Grave of Florence Irene Floyd

The drive home involved a lot of daylight observation of very flat central Louisiana on straight two-lane roads.  Periodic groves of evenly spaced pine trees didn’t exactly break up the monotony:

In the interest of finding something interesting, we stopped in Nachitoches, LA, to check out their “famous” meat pies.  Downtown Nachitoches was a winding tour along a muddy river, with some refurbished buildings housing various restaurants, clothing stores, and antique shops.  We picked The Landing based on Google’s recommendations and were served possibly the worst meal we’ve ever attempted to eat.  We had salmon that looked and tasted like it had been cooked on the sidewalk, boiled plain asparagus, and meat pies that were basically skillet-fried ground beef in pie crust.  I had a picture, but it was so horrifying that I had to delete it.  It’s rare that we don’t finish a meal, but in this case it wasn’t possible.  We’ll probably pick gas station burritos over this if we’re hungry in Natchitoches again.

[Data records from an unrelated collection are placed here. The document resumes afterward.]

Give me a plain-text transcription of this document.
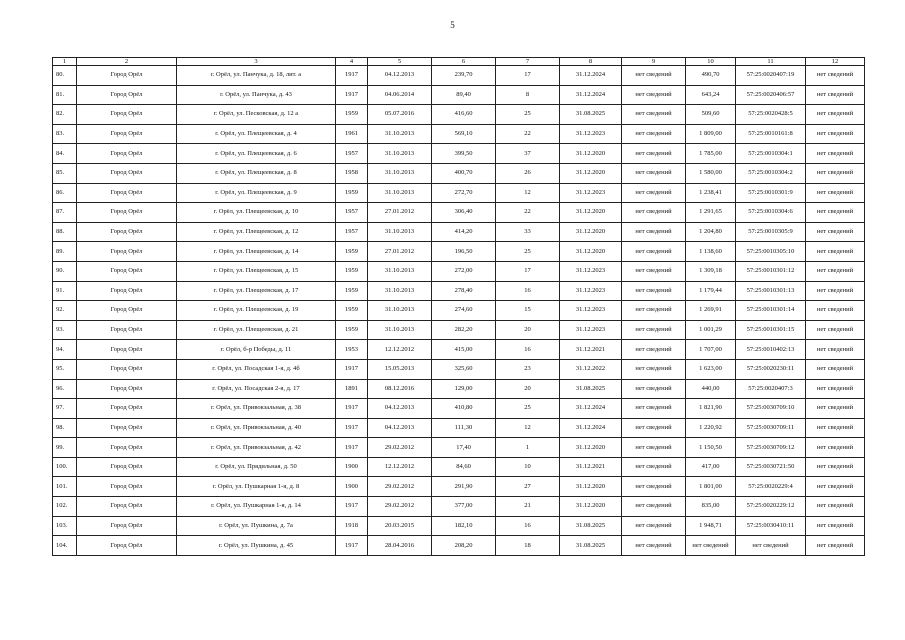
5
1	2	3	4	5	6	7	8	9	10	11	12
80.	Город Орёл	г. Орёл, ул. Панчука, д. 18, лит. а	1917	04.12.2013	239,70	17	31.12.2024	нет сведений	490,70	57:25:0020407:19	нет сведений
81.	Город Орёл	г. Орёл, ул. Панчука, д. 43	1917	04.06.2014	89,40	8	31.12.2024	нет сведений	643,24	57:25:0020406:57	нет сведений
82.	Город Орёл	г. Орёл, ул. Песковская, д. 12 а	1959	05.07.2016	416,60	25	31.08.2025	нет сведений	509,60	57:25:0020428:5	нет сведений
83.	Город Орёл	г. Орёл, ул. Плещеевская, д. 4	1961	31.10.2013	569,10	22	31.12.2023	нет сведений	1 809,00	57:25:0010161:8	нет сведений
84.	Город Орёл	г. Орёл, ул. Плещеевская, д. 6	1957	31.10.2013	399,50	37	31.12.2020	нет сведений	1 785,00	57:25:0010304:1	нет сведений
85.	Город Орёл	г. Орёл, ул. Плещеевская, д. 8	1958	31.10.2013	400,70	26	31.12.2020	нет сведений	1 580,00	57:25:0010304:2	нет сведений
86.	Город Орёл	г. Орёл, ул. Плещеевская, д. 9	1959	31.10.2013	272,70	12	31.12.2023	нет сведений	1 238,41	57:25:0010301:9	нет сведений
87.	Город Орёл	г. Орёл, ул. Плещеевская, д. 10	1957	27.01.2012	306,40	22	31.12.2020	нет сведений	1 291,65	57:25:0010304:6	нет сведений
88.	Город Орёл	г. Орёл, ул. Плещеевская, д. 12	1957	31.10.2013	414,20	33	31.12.2020	нет сведений	1 204,80	57:25:0010305:9	нет сведений
89.	Город Орёл	г. Орёл, ул. Плещеевская, д. 14	1959	27.01.2012	196,50	25	31.12.2020	нет сведений	1 138,60	57:25:0010305:10	нет сведений
90.	Город Орёл	г. Орёл, ул. Плещеевская, д. 15	1959	31.10.2013	272,00	17	31.12.2023	нет сведений	1 309,18	57:25:0010301:12	нет сведений
91.	Город Орёл	г. Орёл, ул. Плещеевская, д. 17	1959	31.10.2013	278,40	16	31.12.2023	нет сведений	1 179,44	57:25:0010301:13	нет сведений
92.	Город Орёл	г. Орёл, ул. Плещеевская, д. 19	1959	31.10.2013	274,60	15	31.12.2023	нет сведений	1 269,91	57:25:0010301:14	нет сведений
93.	Город Орёл	г. Орёл, ул. Плещеевская, д. 21	1959	31.10.2013	282,20	20	31.12.2023	нет сведений	1 001,29	57:25:0010301:15	нет сведений
94.	Город Орёл	г. Орёл, б-р Победы, д. 11	1953	12.12.2012	415,00	16	31.12.2021	нет сведений	1 707,00	57:25:0010402:13	нет сведений
95.	Город Орёл	г. Орёл, ул. Посадская 1-я, д. 4б	1917	15.05.2013	325,60	23	31.12.2022	нет сведений	1 623,00	57:25:0020230:11	нет сведений
96.	Город Орёл	г. Орёл, ул. Посадская 2-я, д. 17	1891	08.12.2016	129,00	20	31.08.2025	нет сведений	440,00	57:25:0020407:3	нет сведений
97.	Город Орёл	г. Орёл, ул. Привокзальная, д. 38	1917	04.12.2013	410,80	25	31.12.2024	нет сведений	1 821,90	57:25:0030709:10	нет сведений
98.	Город Орёл	г. Орёл, ул. Привокзальная, д. 40	1917	04.12.2013	111,30	12	31.12.2024	нет сведений	1 220,92	57:25:0030709:11	нет сведений
99.	Город Орёл	г. Орёл, ул. Привокзальная, д. 42	1917	29.02.2012	17,40	1	31.12.2020	нет сведений	1 150,50	57:25:0030709:12	нет сведений
100.	Город Орёл	г. Орёл, ул. Прядильная, д. 50	1900	12.12.2012	84,60	10	31.12.2021	нет сведений	417,00	57:25:0030721:50	нет сведений
101.	Город Орёл	г. Орёл, ул. Пушкарная 1-я, д. 8	1900	29.02.2012	291,90	27	31.12.2020	нет сведений	1 801,00	57:25:0020229:4	нет сведений
102.	Город Орёл	г. Орёл, ул. Пушкарная 1-я, д. 14	1917	29.02.2012	377,00	21	31.12.2020	нет сведений	835,00	57:25:0020229:12	нет сведений
103.	Город Орёл	г. Орёл, ул. Пушкина, д. 7а	1918	20.03.2015	182,10	16	31.08.2025	нет сведений	1 948,71	57:25:0030410:11	нет сведений
104.	Город Орёл	г. Орёл, ул. Пушкина, д. 45	1917	28.04.2016	208,20	18	31.08.2025	нет сведений	нет сведений	нет сведений	нет сведений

After that unsuccessful venture, we began the long and circuitous drive home.  Of course, driving back up a busy interstate sounded unattractive, so we headed towards the most interesting thing we could find on the map – the location where Bonnie and Clyde were unceremoniously slaughtered by law enforcement officials, somewhere out south of Gibsland, LA on highway 154.

That goal achieved, it was time to wrap the trip up. There’s not a lot to look at on I-20W between Shreveport and Fort Worth – not the first (or last) time we’ve wished for a teleporter to get us back home after a long wandering weekend.  Natchez was worth the visit, even if getting there and back was less than amazing.  Recommended.